Summer is a time for jobs, internships and relaxation, but summer classes are a practical option for many college students today.

Summer classes can be beneficial for different reasons. Students often struggle with certain classes, fall behind or want to get ahead. No matter the reason, summer classes take some of the usual pressure off the spring and fall semesters.

One of the benefits of summer classes is that it allows students to test different subjects. College freshmen rarely know what they want to do with their life. This makes it stressful to pick a major. Taking summer classes allows students to find exactly what they are passionate about. Plus, they could even get ahead.

Another benefit to taking summer classes is that it allows students to get back on track for graduation. Sometimes people have to retake classes or they don’t have room to fit all their courses into their schedule. The summer term is the perfect time to catch up with course work and alleviate some stress from upcoming semesters.
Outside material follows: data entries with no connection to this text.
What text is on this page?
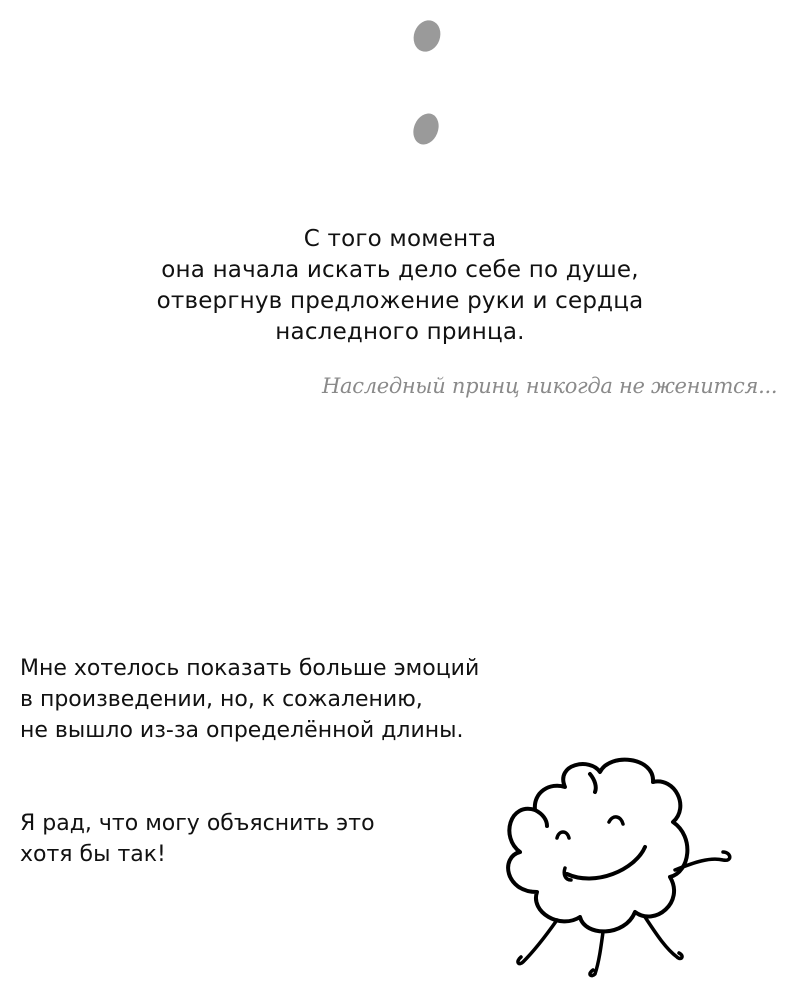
С того момента
она начала искать дело себе по душе,
отвергнув предложение руки и сердца
наследного принца.
Наследный принц никогда не женится...
Мне хотелось показать больше эмоций
в произведении, но, к сожалению,
не вышло из-за определённой длины.
Я рад, что могу объяснить это
хотя бы так!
Many universities offer general education or prerequisite classes in the summer which could help students get ahead in their given programs. Taking these more general classes in the summer leaves room for a job or free time in future semesters. Alleviating some classes from other semesters could even allow students to graduate early.

There are many benefits to taking summer classes, but they aren’t for everyone. College students often use the summer to gain job experience or make extra money. Taking classes during this time makes it more difficult to get a job due to students’ limited availability.

Another downside that is often attached to summer classes is the lack of downtime throughout the year. Each semester is stressful, and the summer can be a time to unwind from the trauma of college. Taking summer classes leaves little room for relaxation. Instead it causes the stress to last throughout the year. This may be problematic to some students, while others find it helpful to continually be in school because they retain more information from semester to semester.

Some students spend their summer working or lying on a beach. Other students use the summer to get ahead or back on track with their studies. Whatever the decision, students must find the option that best fits their lifestyle.